The Lake Illawarra was a steel, single screw, steam turbine motor vessel bulk carrier. The Lake Illawarra sank after running into and demolishing part of the Tasman Bridge that crossed the Derwent River at Hobart on 5 January 1975. The vessel was en route from Port Pirie in South Australia with a cargo of zinc.
When approaching the bridge, the captain reduced speed, but was finding it difficult to align the ship to the central navigation span of the bridge. Despite several attempts to change the course, the ship was difficult to manage, in part due to the lack of speed. The master finally called out full speed astern in a last attempt to change the course of the ship, when the ship veered into the pile capping of Pier 18 and then Pier 19, bringing the three unsupported spans of the bridge crashing into vessel's hull. The ship sank within minutes in deep water.
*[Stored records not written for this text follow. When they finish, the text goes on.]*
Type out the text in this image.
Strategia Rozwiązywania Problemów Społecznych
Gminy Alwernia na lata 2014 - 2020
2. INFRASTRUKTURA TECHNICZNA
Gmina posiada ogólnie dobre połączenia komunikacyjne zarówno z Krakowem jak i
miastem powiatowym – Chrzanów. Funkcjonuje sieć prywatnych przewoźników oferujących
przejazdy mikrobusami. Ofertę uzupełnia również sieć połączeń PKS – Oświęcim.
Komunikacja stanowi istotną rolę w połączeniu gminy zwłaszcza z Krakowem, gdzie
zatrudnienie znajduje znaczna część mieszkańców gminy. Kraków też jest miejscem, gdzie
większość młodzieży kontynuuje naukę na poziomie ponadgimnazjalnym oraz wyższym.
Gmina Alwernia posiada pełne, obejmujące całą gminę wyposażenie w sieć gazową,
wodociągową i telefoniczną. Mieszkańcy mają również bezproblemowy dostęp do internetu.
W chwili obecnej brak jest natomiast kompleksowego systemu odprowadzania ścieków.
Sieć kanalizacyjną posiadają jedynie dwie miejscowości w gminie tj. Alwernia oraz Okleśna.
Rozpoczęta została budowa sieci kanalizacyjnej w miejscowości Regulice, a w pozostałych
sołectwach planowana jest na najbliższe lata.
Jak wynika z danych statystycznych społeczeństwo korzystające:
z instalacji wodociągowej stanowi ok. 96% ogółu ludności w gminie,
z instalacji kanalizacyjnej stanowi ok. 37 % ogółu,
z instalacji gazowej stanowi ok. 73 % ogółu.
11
Seven crew members on the ship died and four cars ran over the gap into the Derwent River. Five occupants died; others managed to escape from the two vehicles which teetered on the edge of the gap. Police and emergency services were called into action; within an hour, a ferry was traversing the river.
The collapse effectively divided Hobart in two. The next day there were three private ferries and one government-run ferry in operation. Eastern shore residents were severely hindered by the collapse as most hospitals, schools, businesses and government offices were located on the west shore.
A temporary bridge (the Bailey bridge) with one lane in each direction was built and opened to traffic on 16 December 1975. The federal government provided funding to rebuild the Tasman bridge at a cost of $44 million and it re-opened 8 October 1977.